Successivamente, la Corte di Cassazione, con la sentenza n. 8097/2015, ha dichiarato la illegittimità dell’annotazione di cessazione degli effetti civili del matrimonio apposta a margine dell’atto di matrimonio dei ricorrenti nel caso dalla stessa esaminato.
In sostanza, la Corte ha dichiarato illegittimo un divorzio formalizzatosi anche in assenza del consenso delle parti, ed ha riconoscuto il diritto dei coniugi a conservare il vincolo matrimoniale legittimamente contratto in origine finchè il legislatore, con apposito intervento normativo, non consentirà loro di mantenere in vita il rapporto di coppia giuridicamente intercorrente, con altra forma di convivenza registrata idonea a tutelare, col maggior grado di protezione possibile, i reciproci diritti ed obblighi.

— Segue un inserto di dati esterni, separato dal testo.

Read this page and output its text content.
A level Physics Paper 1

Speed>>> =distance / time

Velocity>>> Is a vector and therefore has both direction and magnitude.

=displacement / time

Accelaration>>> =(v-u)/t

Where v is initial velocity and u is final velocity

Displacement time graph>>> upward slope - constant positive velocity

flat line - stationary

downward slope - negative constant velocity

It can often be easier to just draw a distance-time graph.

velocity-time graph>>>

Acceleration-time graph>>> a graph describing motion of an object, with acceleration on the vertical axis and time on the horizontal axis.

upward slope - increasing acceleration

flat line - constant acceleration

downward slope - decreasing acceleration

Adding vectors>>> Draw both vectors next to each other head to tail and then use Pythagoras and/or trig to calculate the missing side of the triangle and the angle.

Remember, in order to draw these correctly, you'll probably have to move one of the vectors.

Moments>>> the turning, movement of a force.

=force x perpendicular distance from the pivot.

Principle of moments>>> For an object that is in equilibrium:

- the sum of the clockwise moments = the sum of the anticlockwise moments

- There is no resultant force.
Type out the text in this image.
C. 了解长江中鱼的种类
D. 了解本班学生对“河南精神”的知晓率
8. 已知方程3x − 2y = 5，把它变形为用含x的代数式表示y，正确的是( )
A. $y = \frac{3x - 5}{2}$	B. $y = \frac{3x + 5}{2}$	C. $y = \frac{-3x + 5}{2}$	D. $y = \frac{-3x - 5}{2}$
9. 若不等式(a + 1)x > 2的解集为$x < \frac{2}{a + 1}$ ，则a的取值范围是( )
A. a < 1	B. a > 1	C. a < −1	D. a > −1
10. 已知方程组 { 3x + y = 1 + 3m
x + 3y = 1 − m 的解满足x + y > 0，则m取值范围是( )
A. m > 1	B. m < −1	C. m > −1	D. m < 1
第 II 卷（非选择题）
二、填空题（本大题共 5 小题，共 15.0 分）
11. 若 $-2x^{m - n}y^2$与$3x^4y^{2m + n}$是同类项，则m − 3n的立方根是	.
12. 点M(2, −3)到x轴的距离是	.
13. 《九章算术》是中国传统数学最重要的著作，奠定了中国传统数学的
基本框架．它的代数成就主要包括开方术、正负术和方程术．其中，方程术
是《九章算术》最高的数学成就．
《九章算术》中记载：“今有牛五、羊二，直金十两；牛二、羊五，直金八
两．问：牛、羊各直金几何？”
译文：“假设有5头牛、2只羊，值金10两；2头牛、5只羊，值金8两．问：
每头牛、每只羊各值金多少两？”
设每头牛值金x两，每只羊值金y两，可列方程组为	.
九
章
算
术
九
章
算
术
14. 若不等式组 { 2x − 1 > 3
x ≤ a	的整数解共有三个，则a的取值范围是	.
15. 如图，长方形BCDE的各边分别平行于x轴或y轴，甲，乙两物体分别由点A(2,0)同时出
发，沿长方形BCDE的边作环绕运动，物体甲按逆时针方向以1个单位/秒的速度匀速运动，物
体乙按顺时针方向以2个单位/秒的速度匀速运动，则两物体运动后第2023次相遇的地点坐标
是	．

Sulla controversa questione di recente, è intervenuta la famosa legge sulle Unioni Civili, c.d. legge Cirinnà, n. 76/2016, prevedendo, al comma 27 dell’art. 1, che “alla rettificazione anagrafica di sesso, ove i coniugi abbiano manifestato la volontà di non sciogliere il matrimonio o di non cessarne gli effetti civili, consegue l’automatica instaurazione dell’unione civile tra persone dello stesso sesso”.